O mundo estava finalmente perfeito, lá estava Chica, sempre com a sua Petúnia, e dirigindo seu primeiro filme. Porém, foi aí que o detetive Borabora lhe apareceu um dia e lhe gritou “Alto assassina, sabemos tudo, matas-te o bigodudo!”. E lá foi Chica para prisão. Escura, sombria, prisão de tijolos vermelhos, fechado, triste. Tudo de bom estava acabado, só sobrara um fiapo de gosto na vida de Chica, e essa era sua Petúnia, que veementemente sempre a vinha lhe visitar. Vinha lhe visitar no primeiro mês, e no segundo, e no terceiro e até o oitavo, aí lhe mandou uma carta. “Não dá mais, não é essa a vida que quero, você me prometeu um romance de cinema, e agora vi como você realmente é e sempre foi, uma presidiária fechada a sete chaves.” E foi isso, Petúnia deixou Chica para nunca mais voltar. Chica acreditava que Petúnia sempre estaria ali para toda a sua vida, viadada e pós-viadada, e por isso relaxou na sua vida de presidiária, deixou de fazer todas aquelas coisas de gente livre que conquistaram Petúnia em primeiro lugar. Petúnia foi-se, e é isso, Chica estava acabada. Se até Petúnia podia ir embora, nada que poderia fazer seu coração tuntiriar poderia ser realmente verdadeiro. Chica tinha que se adequar mais uma vez a realidade, estava na prisão e sozinha, e mesmo que fosse algum dia solta, morreria na prisão e sozinha, pois nascera na prisão e sozinha, e sempre estaria na prisão e sozinha, e nada que Mãe Vava pudesse lhe cuspirar nas ouvida poderia mudar isso.
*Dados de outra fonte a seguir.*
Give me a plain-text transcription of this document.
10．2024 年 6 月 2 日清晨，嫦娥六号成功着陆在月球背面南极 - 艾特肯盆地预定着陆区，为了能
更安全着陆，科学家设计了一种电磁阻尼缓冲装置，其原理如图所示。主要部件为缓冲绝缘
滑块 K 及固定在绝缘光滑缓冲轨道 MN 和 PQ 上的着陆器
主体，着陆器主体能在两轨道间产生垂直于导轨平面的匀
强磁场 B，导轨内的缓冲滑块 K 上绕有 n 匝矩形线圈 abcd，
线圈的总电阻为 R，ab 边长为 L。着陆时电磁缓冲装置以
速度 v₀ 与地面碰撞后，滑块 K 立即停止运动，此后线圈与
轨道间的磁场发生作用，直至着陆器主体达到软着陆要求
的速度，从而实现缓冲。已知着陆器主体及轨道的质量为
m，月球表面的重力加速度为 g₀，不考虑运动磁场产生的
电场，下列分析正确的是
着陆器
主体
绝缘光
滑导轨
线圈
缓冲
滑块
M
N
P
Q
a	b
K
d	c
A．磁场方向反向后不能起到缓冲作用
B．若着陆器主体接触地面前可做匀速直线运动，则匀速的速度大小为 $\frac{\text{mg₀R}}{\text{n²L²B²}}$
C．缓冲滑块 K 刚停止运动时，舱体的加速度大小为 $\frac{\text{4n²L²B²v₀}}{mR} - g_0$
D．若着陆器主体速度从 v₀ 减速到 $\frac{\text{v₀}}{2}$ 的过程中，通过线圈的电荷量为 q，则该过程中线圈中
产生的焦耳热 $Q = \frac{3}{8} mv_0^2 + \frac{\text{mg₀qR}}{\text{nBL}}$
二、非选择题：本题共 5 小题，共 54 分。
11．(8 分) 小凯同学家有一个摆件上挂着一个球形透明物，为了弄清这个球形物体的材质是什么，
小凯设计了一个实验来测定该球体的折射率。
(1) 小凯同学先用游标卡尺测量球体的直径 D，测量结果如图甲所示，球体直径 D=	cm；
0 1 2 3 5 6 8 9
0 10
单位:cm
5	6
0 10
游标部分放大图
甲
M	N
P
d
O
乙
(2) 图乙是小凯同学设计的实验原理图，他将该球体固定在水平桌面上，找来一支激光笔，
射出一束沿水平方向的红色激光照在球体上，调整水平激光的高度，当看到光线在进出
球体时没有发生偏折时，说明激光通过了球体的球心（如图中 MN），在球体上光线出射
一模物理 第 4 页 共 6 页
Cinco anos depois, Chica foi solta, foi solta e estava cheia de milharais com todos os royalties de suas viadagens anteriores e também do filme que fora terminado por outro. Solta finalmente para vagar por todos os lados no seu grande vazio sem chão, sem teto, sem nada, pois Chica era só feita disso, de vazio. Chica era um balão vazio. Um balão vazio que decidiu voar para as Américas do Norte. Após tanto tempo entre quatro paredes de tijolos vermelhos, Chica não aguentava mais ficar no mesmo lugar por muito tempo, pulava de uma cidade para outra a cada semana, como se ao pegar um avião conseguisse despistar o vazio, e assim que o sentia perto, precisava escapulir para uma próxima localização. Foi assim por Los Angeles, São Francisco, Portland, Seattle, Vancouver, Chicago, Detroit, até chegar em Nova York. Já se sentia uma velha a chegar em Nova York e queria ter chegado em Velha York, com suas gangues e motoqueiros. Mas foi lá, numa noite sem inicial qualquer significância, que Chica olhou para um lado, depois olhou para o outro, depois olhou para cima, depois olhou para baixo, aí olhou para frente e viu Lala.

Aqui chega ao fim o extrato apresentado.